# Duratouch sticky?



## jasoncooperpcola (Jan 2, 2008)

Have a Browning ABolt varmint stalker with the duratouch stock. Havent taken it out the safe in a couple months. The stock is very sticky. Any idea how to clean it? If I rub a fingernail across it a layer of something comes off. 

Sent from Coop's S5 on Tapacrapatalk


----------



## Jason (Oct 2, 2007)

I use nothing but Strike Hold on all my guns (and anything that needs oil or cleaning)....do a google search and watch some videos....


----------



## toma (Oct 10, 2007)

Duratouch sux


----------



## Splittine (Nov 24, 2007)

toma said:


> Duratouch sux


Yup. If it's coming off Browning will make it right with you. But if I was you I'd ditch it after they replaced it cause it will do it again.


----------



## jasoncooperpcola (Jan 2, 2008)

Would I be better off to the stock hydrodipped?
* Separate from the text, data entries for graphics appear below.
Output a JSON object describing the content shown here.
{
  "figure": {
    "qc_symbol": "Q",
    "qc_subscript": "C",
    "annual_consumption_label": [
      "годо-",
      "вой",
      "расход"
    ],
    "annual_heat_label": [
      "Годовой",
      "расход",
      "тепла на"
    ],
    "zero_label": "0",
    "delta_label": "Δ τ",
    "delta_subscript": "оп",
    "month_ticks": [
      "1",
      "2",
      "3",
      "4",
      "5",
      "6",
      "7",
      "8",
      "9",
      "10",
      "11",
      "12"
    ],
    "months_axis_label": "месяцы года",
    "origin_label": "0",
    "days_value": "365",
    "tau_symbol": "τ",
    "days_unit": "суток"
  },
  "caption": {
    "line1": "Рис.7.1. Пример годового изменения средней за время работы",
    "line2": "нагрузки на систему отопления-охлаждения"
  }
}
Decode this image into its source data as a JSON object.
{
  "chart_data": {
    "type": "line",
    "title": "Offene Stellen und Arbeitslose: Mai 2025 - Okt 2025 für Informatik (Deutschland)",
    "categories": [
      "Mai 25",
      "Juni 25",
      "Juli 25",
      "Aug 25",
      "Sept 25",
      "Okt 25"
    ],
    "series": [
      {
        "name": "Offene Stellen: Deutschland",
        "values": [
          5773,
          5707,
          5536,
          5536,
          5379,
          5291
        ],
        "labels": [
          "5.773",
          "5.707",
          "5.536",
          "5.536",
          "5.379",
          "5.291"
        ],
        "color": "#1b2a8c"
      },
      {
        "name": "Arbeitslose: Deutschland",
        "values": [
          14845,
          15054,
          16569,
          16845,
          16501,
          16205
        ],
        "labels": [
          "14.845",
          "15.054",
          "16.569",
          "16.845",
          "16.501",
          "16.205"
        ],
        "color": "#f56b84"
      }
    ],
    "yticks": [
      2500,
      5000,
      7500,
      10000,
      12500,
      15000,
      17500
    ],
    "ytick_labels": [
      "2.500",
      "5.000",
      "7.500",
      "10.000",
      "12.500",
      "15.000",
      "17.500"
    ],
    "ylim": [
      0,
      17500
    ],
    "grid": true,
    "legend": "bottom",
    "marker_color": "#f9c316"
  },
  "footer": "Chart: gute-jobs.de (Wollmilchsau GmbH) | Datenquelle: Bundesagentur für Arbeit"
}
Or is it best to get it replaced then dip the replacement?

Sent from Coop's S5 on Tapacrapatalk


----------



## Skeeterdone (Jun 21, 2014)

Dura touch is ok if your shootin clay.. But kinda sux when its stuck to your clothing. Ducks are decoying and ya look like a retard lickin pudding trying to get it to your shoulder..


----------